Currently, I am working on an ASE based implementation of the geodesic interpolation method using this repository as a template (mostly with the aim of interpolating reaction pathways with periodic boundary conditions and constraints). I only plan on implementing the initialization and sweeping algorithms for the moment. However, I am a bit stumped by the functions used to calculate the displacement gradient:


    def compute_disp_grad(self, start, end, friction=1e-3):
        """Compute derivatives of the displacement vectors with respect to the Cartesian coordinates"""
        # Calculate derivatives of displacement vectors with respect to image Cartesians
        l = end - start + 1
        self.grad = np.zeros((l * 2 * self.nrij + 3 * (end - start) * self.natoms, (end - start) * 3 * self.natoms))
        self.grad0 = self.grad[:l * 2 * self.nrij]
        grad_shape = (l, self.nrij, end - start, 3 * self.natoms)
        grad_l = self.grad[:l * self.nrij].reshape(grad_shape)
        grad_r = self.grad[l * self.nrij:l * self.nrij * 2].reshape(grad_shape)
        for i, image in enumerate(range(start, end)):
            dmid1 = self.dwdR_mid[image - 1] / 2
            dmid2 = self.dwdR_mid[image] / 2
            grad_l[i + 1, :, i, :] = dmid2 - self.dwdR[image]
            grad_l[i, :, i, :] = dmid1
            grad_r[i + 1, :, i, :] = -dmid2
            grad_r[i, :, i, :] = self.dwdR[image] - dmid1
        for idx in range((end - start) * 3 * self.natoms):
            self.grad[l * self.nrij * 2 + idx, idx] = friction

It's is not entirely clear to me how self.grad takes on the value of grad_l or grad_r - to my understanding, taking the slice of the array creates a new memory reference, so the gradient would be 0 along the cartesian co-ordinates and only the friction component would be added? I am sure the code works given that paths are interpolated correctly for the example cases I have ran.

GabrielBram commented 3 months ago

Nevermind, figured it out!
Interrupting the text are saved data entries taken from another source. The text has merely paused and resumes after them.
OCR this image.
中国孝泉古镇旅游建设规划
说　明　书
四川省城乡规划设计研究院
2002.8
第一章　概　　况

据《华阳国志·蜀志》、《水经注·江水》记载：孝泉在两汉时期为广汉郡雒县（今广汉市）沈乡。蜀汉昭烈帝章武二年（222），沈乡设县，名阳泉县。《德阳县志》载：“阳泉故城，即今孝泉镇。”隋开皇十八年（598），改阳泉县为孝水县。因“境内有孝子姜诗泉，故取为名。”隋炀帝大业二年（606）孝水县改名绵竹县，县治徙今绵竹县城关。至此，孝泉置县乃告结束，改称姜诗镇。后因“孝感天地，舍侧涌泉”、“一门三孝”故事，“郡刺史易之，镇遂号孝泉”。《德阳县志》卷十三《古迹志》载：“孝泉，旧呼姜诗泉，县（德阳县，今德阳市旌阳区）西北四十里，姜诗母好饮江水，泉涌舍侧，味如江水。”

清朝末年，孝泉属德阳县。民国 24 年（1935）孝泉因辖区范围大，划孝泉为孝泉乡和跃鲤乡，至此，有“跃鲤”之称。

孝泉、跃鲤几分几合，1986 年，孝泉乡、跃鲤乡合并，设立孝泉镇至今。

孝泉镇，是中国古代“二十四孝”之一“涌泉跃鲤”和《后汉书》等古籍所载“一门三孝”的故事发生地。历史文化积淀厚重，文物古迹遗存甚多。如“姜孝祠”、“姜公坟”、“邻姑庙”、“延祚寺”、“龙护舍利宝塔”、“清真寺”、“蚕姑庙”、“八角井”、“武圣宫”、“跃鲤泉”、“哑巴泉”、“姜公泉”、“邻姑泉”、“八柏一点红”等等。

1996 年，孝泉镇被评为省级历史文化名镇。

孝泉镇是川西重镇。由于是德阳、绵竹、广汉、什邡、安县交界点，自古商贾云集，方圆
After printing the output, self.grad was indeed pointing to the same memory address as grad_l and grad_r.

If others happen to be interested in the solution used for a sweeping algorithm only:

        grad = np.zeros((4 * len(self.bond_list) + 3 * (im_idx2 - im_idx1) * len(self.images[im_idx1]), 3 * len(self.images[im_idx1])))

        mid1 = self.mid_dwij_list[im_idx1 - 1] / 2
        mid2 = self.mid_dwij_list[im_idx1] / 2
        grad[(1 * len(self.bond_list)):(2 * len(self.bond_list)), :] = mid2 - self.dwij_list[im_idx1]
        grad[:(1 * len(self.bond_list)), :] = mid1
        grad[(3 * len(self.bond_list)):(4 * len(self.bond_list)), :] = -mid2
        grad[(2 * len(self.bond_list)):(3 * len(self.bond_list)), :] = self.dwij_list[im_idx1] - mid1

Thank you for the repository! It was invaluable for replication.